L’amour comme matière artistique
Le débat autour de l’amour heureux et de la création artistique est aussi vieux que l’art lui-même. Nombre d’artistes ont construit une partie de leur œuvre sur la douleur, la rupture ou la mélancolie. Gracie Abrams, elle, défend l’idée que la sérénité peut aussi être une source d’inspiration. Ses chansons ont souvent exploré les nuances des sentiments, les doutes et les relations compliquées. Avec «Daughter from Hell», elle semble vouloir élargir son registre et montrer qu’une relation épanouissante n’est pas un obstacle à l’écriture, mais au contraire un moteur.
Sa clarification arrive à un moment important de sa carrière. Son album doit confirmer son statut auprès d’un public plus large. Dans un paysage musical dominé par les tubes immédiats, elle incarne une forme de pop plus introspective, proche de celle de ses aînées. L’appui de Paul Mescal, acteur respecté et apprécié, ne fait qu’accroître l’attention médiatique autour d’elle. Mais la chanteuse semble déterminée à garder le contrôle de son récit personnel.

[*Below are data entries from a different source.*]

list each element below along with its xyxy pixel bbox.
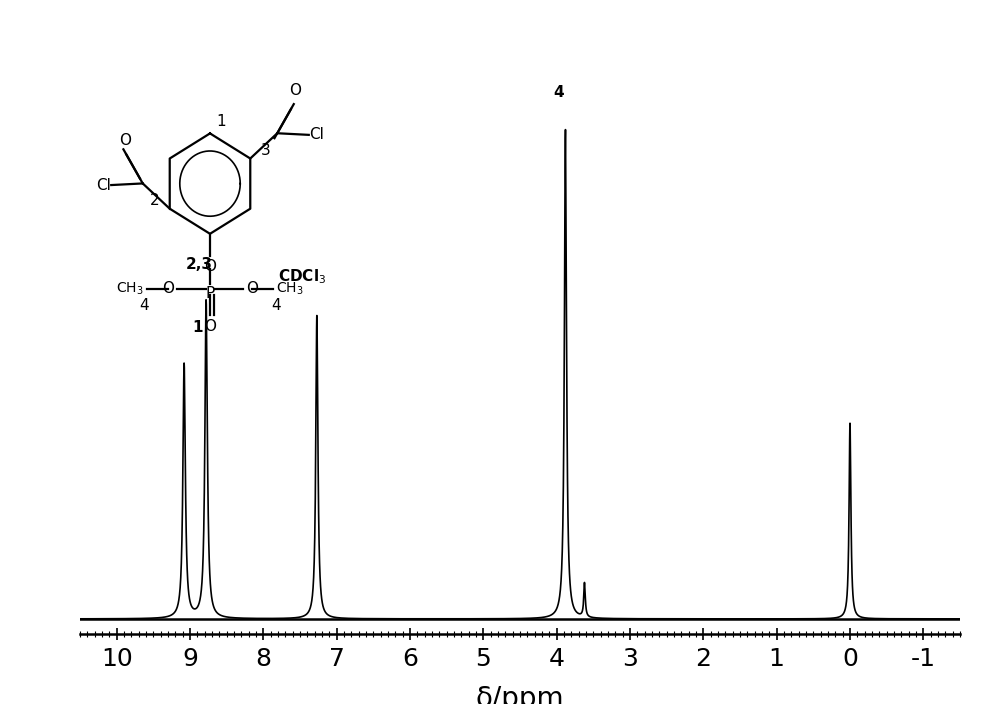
- Text: CDCl$_3$: CDCl$_3$: [278, 268, 326, 287]
- Text: 2: 2: [150, 194, 159, 208]
- Text: O: O: [246, 282, 258, 296]
- Text: O: O: [119, 134, 131, 149]
- Text: 4: 4: [139, 298, 149, 313]
- Text: O: O: [289, 83, 301, 99]
- Text: O: O: [204, 319, 216, 334]
- Text: Cl: Cl: [309, 127, 324, 142]
- Text: CH$_3$: CH$_3$: [276, 281, 304, 297]
- Text: 3: 3: [261, 144, 271, 158]
- Text: P: P: [205, 286, 215, 301]
- Text: CH$_3$: CH$_3$: [116, 281, 144, 297]
- Text: O: O: [162, 282, 174, 296]
- X-axis label: δ/ppm: δ/ppm: [476, 686, 564, 704]
- Text: 1: 1: [217, 114, 226, 130]
- Text: 4: 4: [271, 298, 281, 313]
- Text: Cl: Cl: [96, 177, 111, 193]
- Text: 4: 4: [553, 85, 563, 101]
- Text: 2,3: 2,3: [185, 256, 212, 272]
- Text: 1: 1: [192, 320, 203, 335]
- Text: O: O: [204, 259, 216, 274]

Une relation sous les projecteurs
Depuis leur apparition publique, Gracie Abrams et Paul Mescal sont devenus l’un des couples les plus suivis de leur génération. Leurs sorties à Londres, leurs vacances et leurs déclarations croisées sont scrutées par la presse people. Les réseaux sociaux jouent un rôle central dans cette exposition, pour le meilleur et pour le pire. La chanteuse a d’ailleurs expliqué qu’elle avait appris à ne pas lire les commentaires, une stratégie de protection de plus en plus courante chez les célébrités.
L’incident récent montre à quel point une déclaration sortie de son contexte peut prendre une ampleur disproportionnée. Gracie Abrams avait simplement exprimé une crainte personnelle, presque banale pour un artiste : et si le bonheur n’était pas aussi propice à l’écriture que la souffrance ? Cette question, beaucoup d’auteurs se la posent. La différence, pour elle, c’est que sa réponse est désormais claire : l’amour l’inspire.

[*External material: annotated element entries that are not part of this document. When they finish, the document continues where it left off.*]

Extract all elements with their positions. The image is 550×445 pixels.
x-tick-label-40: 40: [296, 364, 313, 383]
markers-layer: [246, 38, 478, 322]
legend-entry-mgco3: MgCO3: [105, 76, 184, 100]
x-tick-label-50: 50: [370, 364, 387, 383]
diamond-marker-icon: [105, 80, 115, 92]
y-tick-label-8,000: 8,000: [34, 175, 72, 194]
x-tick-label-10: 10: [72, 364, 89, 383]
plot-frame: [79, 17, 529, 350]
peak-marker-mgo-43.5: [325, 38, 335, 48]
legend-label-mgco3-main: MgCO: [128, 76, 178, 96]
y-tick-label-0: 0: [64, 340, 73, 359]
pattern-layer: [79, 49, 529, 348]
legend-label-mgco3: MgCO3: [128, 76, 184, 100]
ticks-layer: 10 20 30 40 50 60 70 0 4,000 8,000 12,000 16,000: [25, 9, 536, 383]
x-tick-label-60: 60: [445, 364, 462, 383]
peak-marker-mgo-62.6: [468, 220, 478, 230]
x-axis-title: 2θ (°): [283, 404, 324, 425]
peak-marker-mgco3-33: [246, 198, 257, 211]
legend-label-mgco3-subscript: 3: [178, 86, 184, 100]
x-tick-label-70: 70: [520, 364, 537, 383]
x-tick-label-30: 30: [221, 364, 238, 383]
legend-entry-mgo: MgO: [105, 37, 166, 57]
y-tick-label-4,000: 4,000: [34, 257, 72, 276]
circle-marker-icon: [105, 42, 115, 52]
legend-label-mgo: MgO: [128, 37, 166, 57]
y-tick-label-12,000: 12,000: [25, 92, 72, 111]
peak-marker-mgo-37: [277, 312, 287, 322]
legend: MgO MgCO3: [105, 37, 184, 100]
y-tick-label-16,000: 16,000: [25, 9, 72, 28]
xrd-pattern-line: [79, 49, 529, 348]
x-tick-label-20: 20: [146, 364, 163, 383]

Avec Paul Mescal, elle dit avoir trouvé un équilibre qui lui permet de «réfléchir à tous les aspects de sa vie». Cette relation agit comme un miroir, lui renvoyant une image d’elle-même plus complète. Elle lui permet aussi de revisiter son passé avec davantage de maturité, ce qui nourrit directement son écriture. Pour ses fans, cette déclaration est une bonne nouvelle : elle laisse présager des chansons riches, sincères et plus apaisées.

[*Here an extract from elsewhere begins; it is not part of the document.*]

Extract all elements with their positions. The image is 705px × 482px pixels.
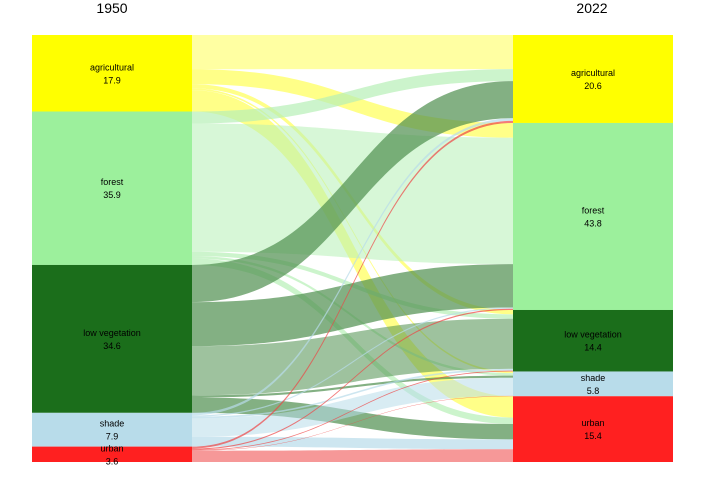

L’avenir dira si «Daughter from Hell» marquera un tournant dans la carrière de Gracie Abrams. En attendant, la chanteuse et l’acteur continuent de construire leur histoire à Londres, loin, si possible, des polémiques. Comme elle le résume elle-même, cette relation est «le plus beau cadeau» qu’elle ait jamais reçu. De quoi alimenter sa muse pour les années à venir. Paul Mescal, de son côté, a déjà annoncé la couleur : tout ce qui touche à leur couple lui est «extrêmement précieux». Une déclaration qui en dit long sur la solidité de leur lien.